Lange gilt "Der Fremde" von Albert Camus als unverfilmbar. Selbst Luchino Visconti scheitert 1967 daran. Nun hat sich Regisseur François Ozon des existenziellen Klassikers über den nihilistischen Algerienfranzosen Meursault angenommen und ihn radikal umgesetzt.

Vor mehr als acht Jahrzehnten erscheint Albert Camus' "Der Fremde" und damit eines der wichtigsten Werke der existenzialistischen Literatur. Bis heute ist der 160 Seiten umfassende Roman eines der meistgedruckten französischen Bücher seines Jahrhunderts. Bereits 1967 wagte sich mit Luchino Visconti einer der ganz großen Filmemacher an die Umsetzung des eigentlich als unverfilmbar geltenden Stoffs, damals mit Marcello Mastroianni in der Hauptrolle. Nach Einschätzung vieler Kritiker scheiterte er. Jetzt nimmt sich Regisseur François Ozon des Ganzen an und lässt den 29-jährigen Benjamin Voisin mit leerem Blick und ausdruckslosem Gesicht augenscheinlich über die Bedeutungslosigkeit des Seins sinnieren.
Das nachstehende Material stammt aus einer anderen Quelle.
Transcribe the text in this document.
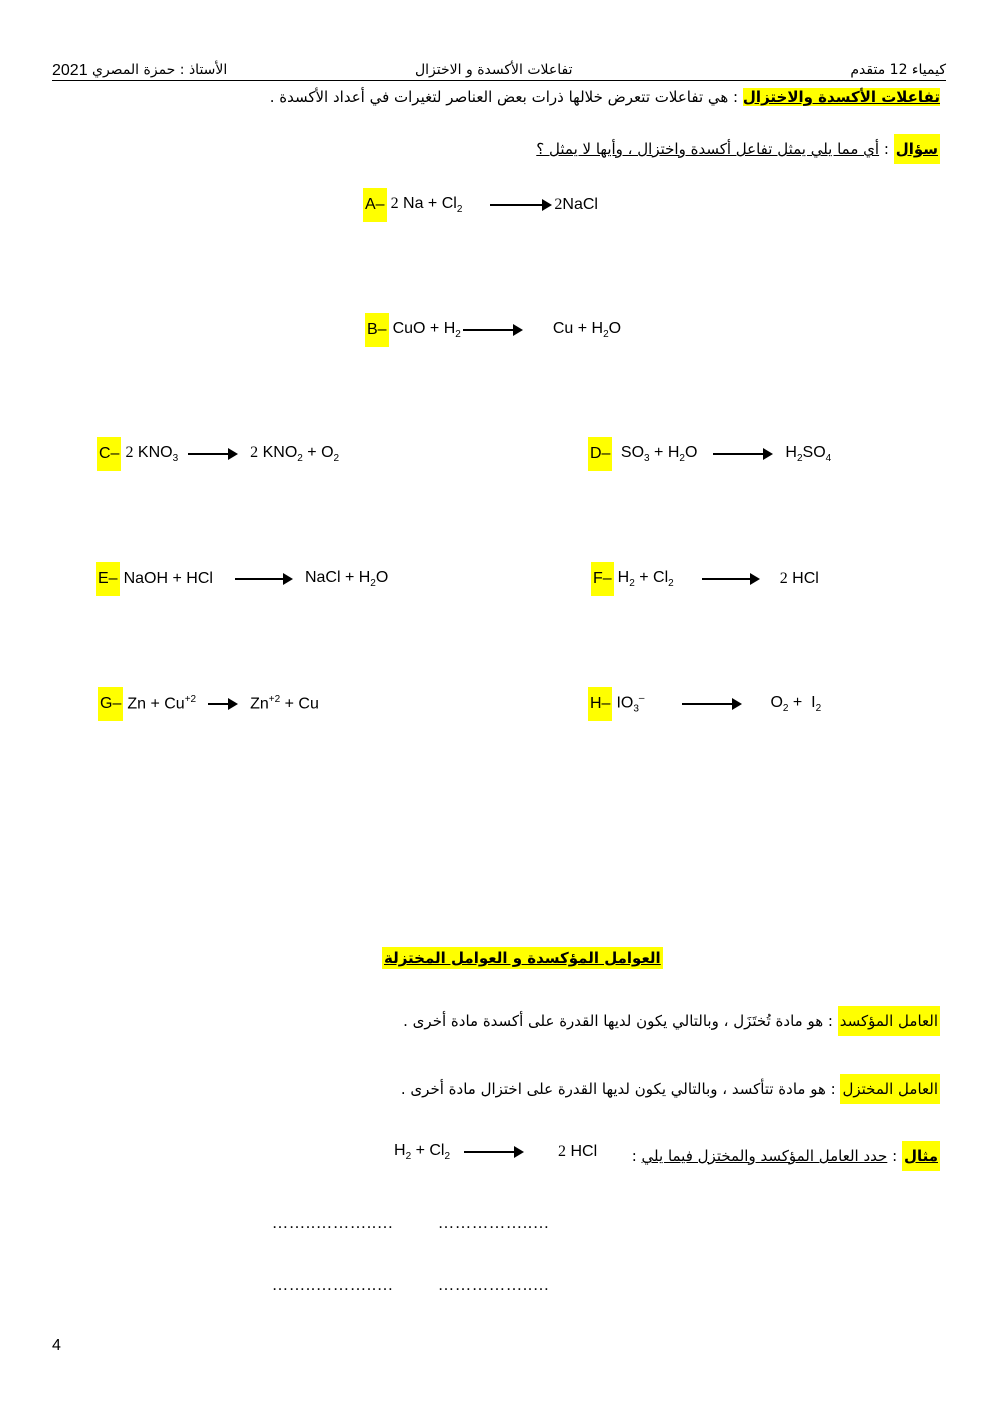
2021 الأستاذ : حمزة المصري	تفاعلات الأكسدة و الاختزال	كيمياء 12 متقدم
تفاعلات الأكسدة والاختزال : هي تفاعلات تتعرض خلالها ذرات بعض العناصر لتغيرات في أعداد الأكسدة .
سؤال : أي مما يلي يمثل تفاعل أكسدة واختزال ، وأيها لا يمثل ؟
A– 2 $Na + Cl_2$ → 2NaCl
B– CuO + $H_2 \to Cu + H_2O$
C– 2 $KNO_3 \to 2$ $KNO_2 + O_2$	D– $SO_3 + H_2O \to H_2SO_4$
E– NaOH + HCl → NaCl + $H_2O$	F– $H_2 + Cl_2 \to 2$ HCl
G– $Zn + Cu^{+2} \to Zn^{+2} + Cu$	H– $IO_3^-$	$O_2 + I_2$
العوامل المؤكسدة و العوامل المختزلة
العامل المؤكسد : هو مادة تُختَزَل ، وبالتالي يكون لديها القدرة على أكسدة مادة أخرى .
العامل المختزل : هو مادة تتأكسد ، وبالتالي يكون لديها القدرة على اختزال مادة أخرى .
مثال : حدد العامل المؤكسد والمختزل فيما يلي :
$H_2 + Cl_2 \to 2$ HCl
……..………..…	……………..…
……..………..…	……………..…
4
Wir befinden uns im Algerien der 1940er Jahre. Das schöne Leben ist den hierher ausgewanderten Europäern vorbehalten, während die indigene Bevölkerung Armut und Ausgrenzung erlebt. Archivmaterial gleich zu Anfang bettet die folgenden Ereignisse in den nicht unwichtigen Kontext des kolonisierten Nordafrikas dieser Zeit ein. Die Gemeinschaftszelle des Gefängnisses ist voll mit Arabern, als der ganz in Weiß gekleidete Franzose Meursault hineingeführt wird. Auf die Frage eines Mitinsassen nach dem Grund für seine Inhaftierung sagt er regungslos: "Ich habe einen Araber getötet". Bis auf wenige Ausnahmen erzählt der Film von diesem Punkt an chronologisch, wie es dazu kam.
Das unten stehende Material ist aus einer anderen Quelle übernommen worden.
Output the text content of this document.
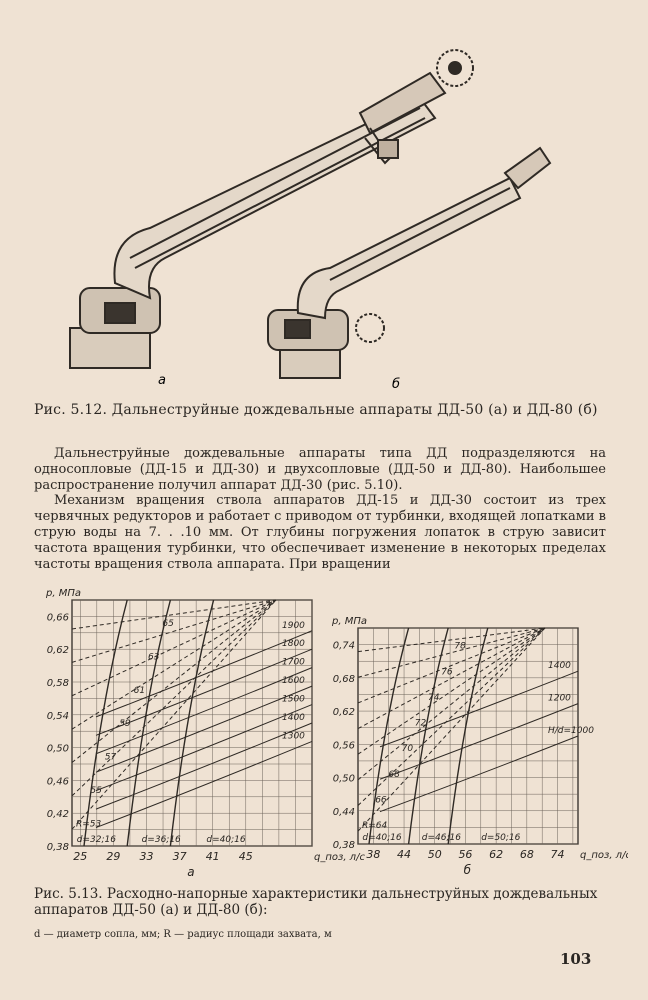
а	б
Рис. 5.12. Дальнеструйные дождевальные аппараты ДД-50 (а) и ДД-80 (б)
Дальнеструйные дождевальные аппараты типа ДД подразделяются на односопловые (ДД-15 и ДД-30) и двухсопловые (ДД-50 и ДД-80). Наибольшее распространение получил аппарат ДД-30 (рис. 5.10).
Механизм вращения ствола аппаратов ДД-15 и ДД-30 состоит из трех червячных редукторов и работает с приводом от турбинки, входящей лопатками в струю воды на 7. . .10 мм. От глубины погружения лопаток в струю зависит частота вращения турбинки, что обеспечивает изменение в некоторых пределах частоты вращения ствола аппарата. При вращении
25 29 33 37 41 45
0,38
0,42
0,46
0,50
0,54
0,58
0,62
0,66
p, МПа
q_поз, л/с
а
d=32;16	d=36;16	d=40;16
R=53
55
57
59
61
63
65
1300
1400
1500
1600
1700
1800
1900
38 44 50 56 62 68 74
0,38
0,44
0,50
0,56
0,62
0,68
0,74
p, МПа
q_поз, л/с
б
d=40;16 d=46;16 d=50;16
R=64
66
68
70
72
74
76
78
H/d=1000
1200
1400
Рис. 5.13. Расходно-напорные характеристики дальнеструйных дождевальных аппаратов ДД-50 (а) и ДД-80 (б):
d — диаметр сопла, мм; R — радиус площади захвата, м
103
Schon am Sarg seiner Mutter, an dem Meursault einige Jahre zuvor Totenwache hält, wirkt er apathisch, ist wortkarg und kaum bis gar nicht betroffen von dem Verlust. Als er am darauffolgenden Tag Marie (Rebecca Marder) kennenlernt, entwickelt sich zwischen den beiden alsbald eine intime Beziehung. Doch während Marie Gefühle für Meursault aufbringt, beschränkt sich die Sinnhaftigkeit ihres Beisammenseins für ihn allein auf das Körperliche. Das Wort "Liebe" kommt ihm nicht über die Lippen und auch gar nicht erst in den Sinn. Auf Maries Frage, ob ihm ein neues Leben in Paris nicht gefallen würde, antwortet er lapidar: "Ein Leben ist so gut wie das andere."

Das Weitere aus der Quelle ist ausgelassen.